Match with type phrase_prefix doesn't work when words mix numbers and letters

I'm trying to query as such:

{
   "match": {
      "query": "100",
      "fields": "description",
      "type": "phrase_prefix"
   }
}

However, if I search for "100" wanting to find, for example, a document with the "description" as "pipe 100mm", it doesn't bring me this document as a result, it only matches "100" as a prefix for other number (i.e. 10056) or as a full word.

I am using the Javascript client. Description is a field mapped as text.

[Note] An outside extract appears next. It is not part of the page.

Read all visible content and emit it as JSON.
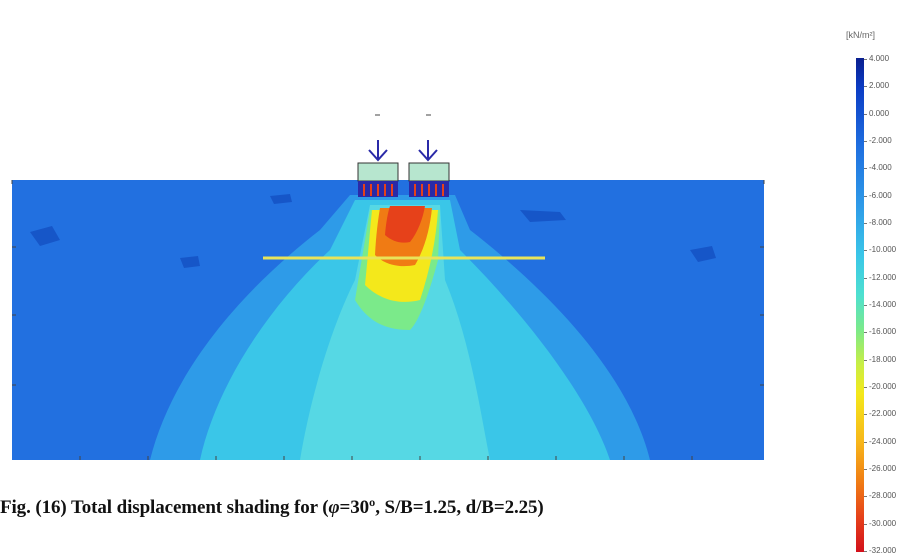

What are the limitations of phrase_prefix on this case, and what could I change in the query so I can get the results as wanted?

My field mapping is

{
   "description": {
      "type": "text",
      "fields": {
         "keyword": {
            "type": "keyword"
         }
      }
   },
   "analyzer": "ac_filter"
}

The analyzer indicated is built as

"analysis": {
	"analyzer": {
		"ac_filter": {
			"filter": [
				"lowercase",
				"asciifolding"
			],
			"char_filter": [
				"alphabets_char_filter"
			],
			"type": "custom",
			"tokenizer": "standard"
			}
		},
		"char_filter": {
			"alphabets_char_filter": {
				"pattern": "[^\\p{L}\\p{Nd}]",
				"type": "pattern_replace",
				"replacement": " "
			}
		}
}

I haven't tried to use ngrams or search_as_you_type yet as I wanted to understand why the above does not work. If there isn't a workaround, let me know.

Thanks.

Hi @Raphael_Fidelis

I believe there is no problem. Look at the tokens generated for the search "pipe 100mm"

GET idx_test/_analyze
{
  "analyzer": "ac_filter", 
  "text": ["tube 100mm"]
}

There are no matches for the term 100, using the match query, because its token is "100mm".

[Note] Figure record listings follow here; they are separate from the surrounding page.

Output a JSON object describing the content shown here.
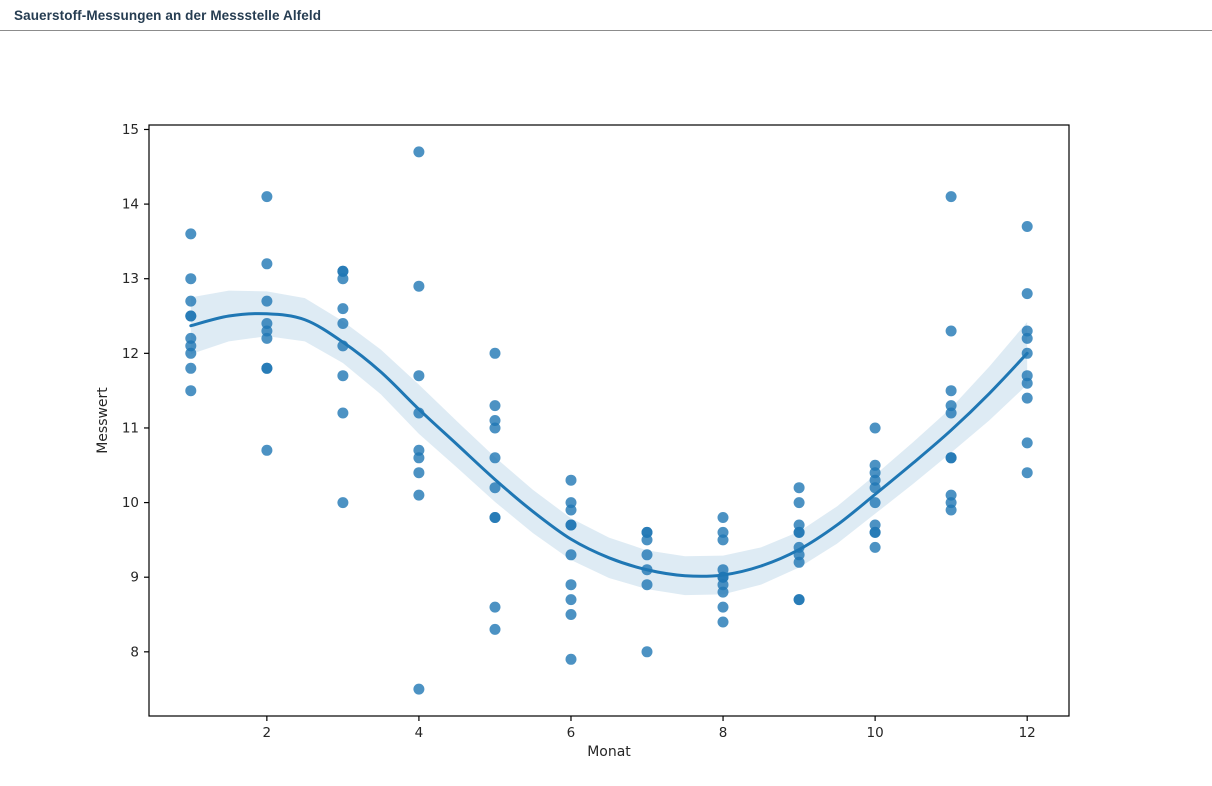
{
  "header": {
    "title": "Sauerstoff-Messungen an der Messstelle Alfeld"
  },
  "chart_data": {
    "type": "scatter",
    "title": "Sauerstoff-Messungen an der Messstelle Alfeld",
    "xlabel": "Monat",
    "ylabel": "Messwert",
    "xlim": [
      0.45,
      12.55
    ],
    "ylim": [
      7.14,
      15.06
    ],
    "xticks": [
      2,
      4,
      6,
      8,
      10,
      12
    ],
    "yticks": [
      8,
      9,
      10,
      11,
      12,
      13,
      14,
      15
    ],
    "grid": false,
    "legend": "none",
    "colors": {
      "dot": "#1f77b4",
      "dot_opacity": 0.8,
      "line": "#1f77b4",
      "band": "#1f77b4",
      "band_opacity": 0.15,
      "frame": "#000000",
      "text": "#262626",
      "header_text": "#263d52",
      "divider": "#8c8c8c"
    },
    "points": [
      [
        1,
        13.6
      ],
      [
        1,
        13.0
      ],
      [
        1,
        12.7
      ],
      [
        1,
        12.5
      ],
      [
        1,
        12.5
      ],
      [
        1,
        12.2
      ],
      [
        1,
        12.1
      ],
      [
        1,
        12.0
      ],
      [
        1,
        11.8
      ],
      [
        1,
        11.5
      ],
      [
        2,
        14.1
      ],
      [
        2,
        13.2
      ],
      [
        2,
        12.7
      ],
      [
        2,
        12.4
      ],
      [
        2,
        12.3
      ],
      [
        2,
        12.2
      ],
      [
        2,
        11.8
      ],
      [
        2,
        11.8
      ],
      [
        2,
        10.7
      ],
      [
        3,
        13.1
      ],
      [
        3,
        13.1
      ],
      [
        3,
        13.0
      ],
      [
        3,
        12.6
      ],
      [
        3,
        12.4
      ],
      [
        3,
        12.1
      ],
      [
        3,
        11.7
      ],
      [
        3,
        11.2
      ],
      [
        3,
        10.0
      ],
      [
        4,
        14.7
      ],
      [
        4,
        12.9
      ],
      [
        4,
        11.7
      ],
      [
        4,
        11.2
      ],
      [
        4,
        10.7
      ],
      [
        4,
        10.6
      ],
      [
        4,
        10.4
      ],
      [
        4,
        10.1
      ],
      [
        4,
        7.5
      ],
      [
        5,
        12.0
      ],
      [
        5,
        11.3
      ],
      [
        5,
        11.1
      ],
      [
        5,
        11.0
      ],
      [
        5,
        10.6
      ],
      [
        5,
        10.2
      ],
      [
        5,
        9.8
      ],
      [
        5,
        9.8
      ],
      [
        5,
        8.6
      ],
      [
        5,
        8.3
      ],
      [
        6,
        10.3
      ],
      [
        6,
        10.0
      ],
      [
        6,
        9.9
      ],
      [
        6,
        9.7
      ],
      [
        6,
        9.7
      ],
      [
        6,
        9.3
      ],
      [
        6,
        8.9
      ],
      [
        6,
        8.7
      ],
      [
        6,
        8.5
      ],
      [
        6,
        7.9
      ],
      [
        7,
        9.6
      ],
      [
        7,
        9.6
      ],
      [
        7,
        9.5
      ],
      [
        7,
        9.3
      ],
      [
        7,
        9.1
      ],
      [
        7,
        8.9
      ],
      [
        7,
        8.0
      ],
      [
        8,
        9.8
      ],
      [
        8,
        9.6
      ],
      [
        8,
        9.5
      ],
      [
        8,
        9.1
      ],
      [
        8,
        9.0
      ],
      [
        8,
        9.0
      ],
      [
        8,
        8.9
      ],
      [
        8,
        8.8
      ],
      [
        8,
        8.6
      ],
      [
        8,
        8.4
      ],
      [
        9,
        10.2
      ],
      [
        9,
        10.0
      ],
      [
        9,
        9.7
      ],
      [
        9,
        9.6
      ],
      [
        9,
        9.6
      ],
      [
        9,
        9.4
      ],
      [
        9,
        9.3
      ],
      [
        9,
        9.2
      ],
      [
        9,
        8.7
      ],
      [
        9,
        8.7
      ],
      [
        10,
        11.0
      ],
      [
        10,
        10.5
      ],
      [
        10,
        10.4
      ],
      [
        10,
        10.3
      ],
      [
        10,
        10.2
      ],
      [
        10,
        10.0
      ],
      [
        10,
        9.7
      ],
      [
        10,
        9.6
      ],
      [
        10,
        9.6
      ],
      [
        10,
        9.4
      ],
      [
        11,
        14.1
      ],
      [
        11,
        12.3
      ],
      [
        11,
        11.5
      ],
      [
        11,
        11.3
      ],
      [
        11,
        11.2
      ],
      [
        11,
        10.6
      ],
      [
        11,
        10.6
      ],
      [
        11,
        10.1
      ],
      [
        11,
        10.0
      ],
      [
        11,
        9.9
      ],
      [
        12,
        13.7
      ],
      [
        12,
        12.8
      ],
      [
        12,
        12.3
      ],
      [
        12,
        12.2
      ],
      [
        12,
        12.0
      ],
      [
        12,
        11.7
      ],
      [
        12,
        11.6
      ],
      [
        12,
        11.4
      ],
      [
        12,
        10.8
      ],
      [
        12,
        10.4
      ]
    ],
    "trend": [
      [
        1,
        12.37
      ],
      [
        1.5,
        12.5
      ],
      [
        2,
        12.53
      ],
      [
        2.5,
        12.45
      ],
      [
        3,
        12.15
      ],
      [
        3.5,
        11.75
      ],
      [
        4,
        11.25
      ],
      [
        4.5,
        10.78
      ],
      [
        5,
        10.31
      ],
      [
        5.5,
        9.88
      ],
      [
        6,
        9.51
      ],
      [
        6.5,
        9.26
      ],
      [
        7,
        9.1
      ],
      [
        7.5,
        9.02
      ],
      [
        8,
        9.03
      ],
      [
        8.5,
        9.15
      ],
      [
        9,
        9.37
      ],
      [
        9.5,
        9.7
      ],
      [
        10,
        10.11
      ],
      [
        10.5,
        10.53
      ],
      [
        11,
        10.97
      ],
      [
        11.5,
        11.46
      ],
      [
        12,
        12.0
      ]
    ],
    "band": [
      [
        1,
        11.99,
        12.75
      ],
      [
        1.5,
        12.16,
        12.84
      ],
      [
        2,
        12.23,
        12.83
      ],
      [
        2.5,
        12.16,
        12.74
      ],
      [
        3,
        11.87,
        12.43
      ],
      [
        3.5,
        11.45,
        12.05
      ],
      [
        4,
        10.92,
        11.58
      ],
      [
        4.5,
        10.47,
        11.09
      ],
      [
        5,
        10.01,
        10.61
      ],
      [
        5.5,
        9.59,
        10.17
      ],
      [
        6,
        9.23,
        9.79
      ],
      [
        6.5,
        8.99,
        9.53
      ],
      [
        7,
        8.84,
        9.36
      ],
      [
        7.5,
        8.76,
        9.28
      ],
      [
        8,
        8.77,
        9.29
      ],
      [
        8.5,
        8.9,
        9.4
      ],
      [
        9,
        9.13,
        9.61
      ],
      [
        9.5,
        9.45,
        9.95
      ],
      [
        10,
        9.85,
        10.37
      ],
      [
        10.5,
        10.25,
        10.81
      ],
      [
        11,
        10.67,
        11.27
      ],
      [
        11.5,
        11.1,
        11.82
      ],
      [
        12,
        11.58,
        12.42
      ]
    ]
  }
}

I believe that if you use the match_phrase_prefix or wildcard query it will return the documents that start with 100.

1 Like

I tried match_phrase_prefix, but with no luck, maybe there's a detail that changes it's behaviour, since I've got a pretty big index and mapping. I was wondering why phrase_prefix is working fine for queries like "smart" returning documents such as "smartphone" or "1520" returning documents such as "15203289", but "50" isn't recognized as a prefix for "50cm".

I informed the settings to simulate searches. In all tests I got a result (tests with smart, 100, 1502 and 50).
Below are the test codes. You say that the match_phrase_prefix did not work, maybe there is some information missing from your question.

PUT /idx_test
{
  "mappings": {
    "properties": {
      "description": {
        "type": "text",
        "analyzer": "ac_filter"
      }
    }
  },
  "settings": {
    "analysis": {
      "analyzer": {
        "ac_filter": {
          "filter": [
            "lowercase",
            "asciifolding"
          ],
          "char_filter": [
            "alphabets_char_filter"
          ],
          "type": "custom",
          "tokenizer": "standard"
        }
      },
      "char_filter": {
        "alphabets_char_filter": {
          "pattern": """[^\p{L}\p{Nd}]""",
          "type": "pattern_replace",
          "replacement": " "
        }
      }
    }
  }
}

POST idx_test/_bulk
{"index":{}}
{"description": "10056"}
{"index":{}}
{"description": "pipe 100mm"}
{"index":{}}
{"description": "smartphone"}
{"index":{}}
{"description": "15203289"}
{"index":{}}
{"description": "50cm"}

POST idx_test/_search
{
  "query": {
    "match_phrase_prefix": {
      "description": "50"
    }
  }
}

Ouput:

 "hits" : [
      {
        "_index" : "idx_test",
        "_type" : "_doc",
        "_id" : "OYZjKocBev_z0rRh2Tkm",
        "_score" : 0.2876821,
        "_source" : {
          "description" : "50cm"
        }
      }
    ]

This topic was automatically closed 28 days after the last reply. New replies are no longer allowed.